Country: | Wales |
Official Name: | Meliden |
Welsh Name: | Alltmelyd |
Coordinates: | 53.315°N -3.412°W |
Static Image Name: | St Melyd, Meliden - geograph.org.uk - 657595.jpg |
Static Image Caption: | St Melyd's church, Meliden |
Population: | 2,066 |
Population Ref: | [1] |
Community Wales: | Prestatyn |
Unitary Wales: | Denbighshire |
Constituency Welsh Assembly: | Vale of Clwyd |
Constituency Westminster: | Clwyd East |
Post Town: | PRESTATYN |
Postcode District: | LL19 |
Postcode Area: | LL |
Dial Code: | 01745 |
Os Grid Reference: | SJ059807 |
Meliden (Welsh: Alltmelyd) is a village between Prestatyn and Dyserth in Denbighshire, Wales. It grew up around the locality of lead mines and limestone quarries. The placename "Meliden" has variously been claimed to be derived from that of Bishop Melitus or St. Melyd (the village has the church of St. Melyd as its main place of worship); its Welsh placename, "Alltmelyd", means "wooded hill of Melyd".[2] The railway between Prestatyn and Dyserth, long since lifted and formerly with sidings in the village, is now a public walkway and nature trek. It has a 9-hole golf course, which is split in half by the former railway/nature walk. The local school, St. Melyd Primary, is a feeder school to the High School, Prestatyn.

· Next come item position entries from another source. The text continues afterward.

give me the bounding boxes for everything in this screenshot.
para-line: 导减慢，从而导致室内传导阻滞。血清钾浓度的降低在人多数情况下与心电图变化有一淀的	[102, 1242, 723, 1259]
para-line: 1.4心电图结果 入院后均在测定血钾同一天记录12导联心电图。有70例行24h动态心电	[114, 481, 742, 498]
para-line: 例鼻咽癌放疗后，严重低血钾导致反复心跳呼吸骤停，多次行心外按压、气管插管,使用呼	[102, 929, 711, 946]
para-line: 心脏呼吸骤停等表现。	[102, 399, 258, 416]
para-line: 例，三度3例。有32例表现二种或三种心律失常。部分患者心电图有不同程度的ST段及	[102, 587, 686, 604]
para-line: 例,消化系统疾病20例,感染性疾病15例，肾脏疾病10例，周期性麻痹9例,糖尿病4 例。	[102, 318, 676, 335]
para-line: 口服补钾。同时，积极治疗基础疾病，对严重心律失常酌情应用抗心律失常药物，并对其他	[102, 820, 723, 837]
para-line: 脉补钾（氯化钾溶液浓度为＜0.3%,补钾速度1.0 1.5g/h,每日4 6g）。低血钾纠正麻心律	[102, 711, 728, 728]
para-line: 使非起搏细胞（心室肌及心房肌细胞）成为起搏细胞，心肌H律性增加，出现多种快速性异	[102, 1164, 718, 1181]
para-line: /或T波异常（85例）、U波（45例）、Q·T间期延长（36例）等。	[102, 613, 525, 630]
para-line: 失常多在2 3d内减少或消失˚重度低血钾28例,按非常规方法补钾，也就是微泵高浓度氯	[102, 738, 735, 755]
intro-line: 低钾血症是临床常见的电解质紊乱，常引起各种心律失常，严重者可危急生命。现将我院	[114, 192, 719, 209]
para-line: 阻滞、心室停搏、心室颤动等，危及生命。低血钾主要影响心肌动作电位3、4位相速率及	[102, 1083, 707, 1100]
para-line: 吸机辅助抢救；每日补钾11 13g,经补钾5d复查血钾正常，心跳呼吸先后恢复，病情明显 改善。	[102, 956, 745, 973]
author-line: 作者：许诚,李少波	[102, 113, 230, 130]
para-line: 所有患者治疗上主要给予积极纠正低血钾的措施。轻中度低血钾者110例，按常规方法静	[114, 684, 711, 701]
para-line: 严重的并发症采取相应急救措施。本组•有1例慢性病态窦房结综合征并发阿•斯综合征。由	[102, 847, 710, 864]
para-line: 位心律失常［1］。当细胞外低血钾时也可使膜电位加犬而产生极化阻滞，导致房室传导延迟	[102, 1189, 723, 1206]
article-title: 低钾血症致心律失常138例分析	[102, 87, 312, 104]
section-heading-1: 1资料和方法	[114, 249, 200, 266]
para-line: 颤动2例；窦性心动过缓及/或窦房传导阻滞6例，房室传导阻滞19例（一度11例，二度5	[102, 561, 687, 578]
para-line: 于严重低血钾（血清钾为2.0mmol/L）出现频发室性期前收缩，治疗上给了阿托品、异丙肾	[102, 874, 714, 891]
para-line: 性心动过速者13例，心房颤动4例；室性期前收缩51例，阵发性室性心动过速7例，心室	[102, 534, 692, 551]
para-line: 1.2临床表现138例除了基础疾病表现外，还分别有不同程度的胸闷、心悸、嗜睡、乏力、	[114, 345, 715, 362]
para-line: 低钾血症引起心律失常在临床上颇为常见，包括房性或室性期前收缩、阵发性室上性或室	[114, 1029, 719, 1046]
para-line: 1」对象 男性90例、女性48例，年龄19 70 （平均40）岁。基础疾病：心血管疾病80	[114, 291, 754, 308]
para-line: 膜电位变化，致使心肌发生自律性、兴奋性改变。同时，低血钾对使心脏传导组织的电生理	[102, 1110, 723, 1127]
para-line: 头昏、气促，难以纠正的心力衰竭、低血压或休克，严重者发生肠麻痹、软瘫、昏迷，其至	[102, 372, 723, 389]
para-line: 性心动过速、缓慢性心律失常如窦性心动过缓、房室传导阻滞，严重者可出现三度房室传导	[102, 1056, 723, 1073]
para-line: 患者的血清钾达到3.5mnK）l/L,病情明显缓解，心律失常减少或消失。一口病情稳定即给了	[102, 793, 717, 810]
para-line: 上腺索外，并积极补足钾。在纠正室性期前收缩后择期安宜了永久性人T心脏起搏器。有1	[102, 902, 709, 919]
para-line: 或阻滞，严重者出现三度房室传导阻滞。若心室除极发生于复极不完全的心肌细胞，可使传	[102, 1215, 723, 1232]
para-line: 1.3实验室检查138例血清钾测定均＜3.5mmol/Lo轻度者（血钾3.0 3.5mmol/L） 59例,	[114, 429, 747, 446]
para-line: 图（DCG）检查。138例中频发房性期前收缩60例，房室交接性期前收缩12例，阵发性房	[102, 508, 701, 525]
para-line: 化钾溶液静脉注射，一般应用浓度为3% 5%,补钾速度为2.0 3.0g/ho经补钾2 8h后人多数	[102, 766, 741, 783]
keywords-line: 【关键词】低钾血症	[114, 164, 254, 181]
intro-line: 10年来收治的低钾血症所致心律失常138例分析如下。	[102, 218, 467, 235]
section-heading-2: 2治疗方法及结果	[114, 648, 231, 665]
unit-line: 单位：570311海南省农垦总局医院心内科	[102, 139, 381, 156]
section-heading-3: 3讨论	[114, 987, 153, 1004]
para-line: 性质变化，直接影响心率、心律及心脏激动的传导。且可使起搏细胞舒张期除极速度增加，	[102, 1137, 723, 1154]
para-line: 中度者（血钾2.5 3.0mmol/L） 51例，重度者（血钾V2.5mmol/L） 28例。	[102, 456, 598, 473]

Meliden's football club, Meliden F.C., reformed in 2008,[3] joining the Clwyd Football League.[4]
Above the village is the limestone hill of Graig Fawr (153 metres, 502 feet) which belongs to the National Trust. The views from the crag include the coast from Llandudno to the Wirral, Snowdonia, neighbouring Moel Hiraddug, and many other hills of North Wales.
In 1086, Meliden was recorded in the Domesday Book as a small settlement within the hundred of Ati's Cross and in the county of Cheshire.